Ora, o juiz não tem essa representação. Não pode, portanto, fazer escolhas. Julgar não é uma escolha. É um sim ou um não. É apenas um ato intelectual de conhecimento. A vontade não deve ter nenhuma participação aí. É propriamente o reconhecimento de que a lei autoriza a fazer algo ou que impede que faça. É apenas a declaração de que o indivíduo em questão pode fazer isso ou que não pode fazer aquilo. Ou, no mínimo, a declaração de que a determinação concreta de certo assunto depende da legislação, deve esperar então pela decisão do legislador, e não se metendo a legislar no lugar do representante eleito.

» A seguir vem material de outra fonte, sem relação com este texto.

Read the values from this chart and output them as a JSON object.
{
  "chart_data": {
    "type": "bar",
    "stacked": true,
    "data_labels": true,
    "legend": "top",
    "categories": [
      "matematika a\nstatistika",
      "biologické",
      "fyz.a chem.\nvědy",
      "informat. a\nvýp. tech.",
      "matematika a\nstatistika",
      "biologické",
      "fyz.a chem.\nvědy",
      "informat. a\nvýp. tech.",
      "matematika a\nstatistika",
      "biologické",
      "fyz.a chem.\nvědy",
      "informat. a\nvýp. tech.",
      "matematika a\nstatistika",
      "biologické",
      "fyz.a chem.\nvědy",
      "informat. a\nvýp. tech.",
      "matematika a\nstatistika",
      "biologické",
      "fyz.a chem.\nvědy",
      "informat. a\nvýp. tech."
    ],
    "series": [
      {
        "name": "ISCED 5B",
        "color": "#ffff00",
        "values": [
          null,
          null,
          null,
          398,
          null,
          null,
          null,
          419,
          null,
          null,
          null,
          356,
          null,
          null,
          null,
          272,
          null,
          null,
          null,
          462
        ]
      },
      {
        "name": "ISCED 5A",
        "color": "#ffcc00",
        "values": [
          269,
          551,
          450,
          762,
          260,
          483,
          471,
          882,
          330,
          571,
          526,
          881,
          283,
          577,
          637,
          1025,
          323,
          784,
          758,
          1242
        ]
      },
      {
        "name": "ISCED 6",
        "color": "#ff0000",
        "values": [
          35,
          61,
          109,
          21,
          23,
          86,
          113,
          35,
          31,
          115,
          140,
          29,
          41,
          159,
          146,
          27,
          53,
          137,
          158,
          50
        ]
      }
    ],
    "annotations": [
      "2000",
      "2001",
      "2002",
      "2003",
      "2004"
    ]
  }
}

Decidir quantas gramas de maconha o usuário pode levar consigo ou quantos pés pode plantar em casa, são evidentemente apenas escolhas. Pode ser 25 gramas. Mas por que não 30? Ou por que não 15? etc. Donde, isso é obviamente legislar. Uma coisa é apenas dizer se o indivíduo tem ou não tem (nos termos da lei, não segundo a criativa mente individual do juiz) direito de consumir e de portar maconha. Outra, é definir qual quantidade de maconha pode o indivíduo portar ou conduzir. Se a decisão judicial pretende chegar a isso decisão judicial verdadeira não é, porque de fato o que está fazendo é legislar.
E assim por diante.
E é isso a que lamentavelmente estamos assistindo hoje em muitas decisões do STF.
Para que o Supremo possa legitimamente legislar é preciso previsão constitucional expressa. Como acontece na hipótese do mandado de injunção, segundo certa concepção do mandado de injunção. Fora dessas situações, toda vez que, na decisão judicial, aparecer uma escolha, trata-se de fato de legislação, e, portanto, invasão da competência de outro Poder.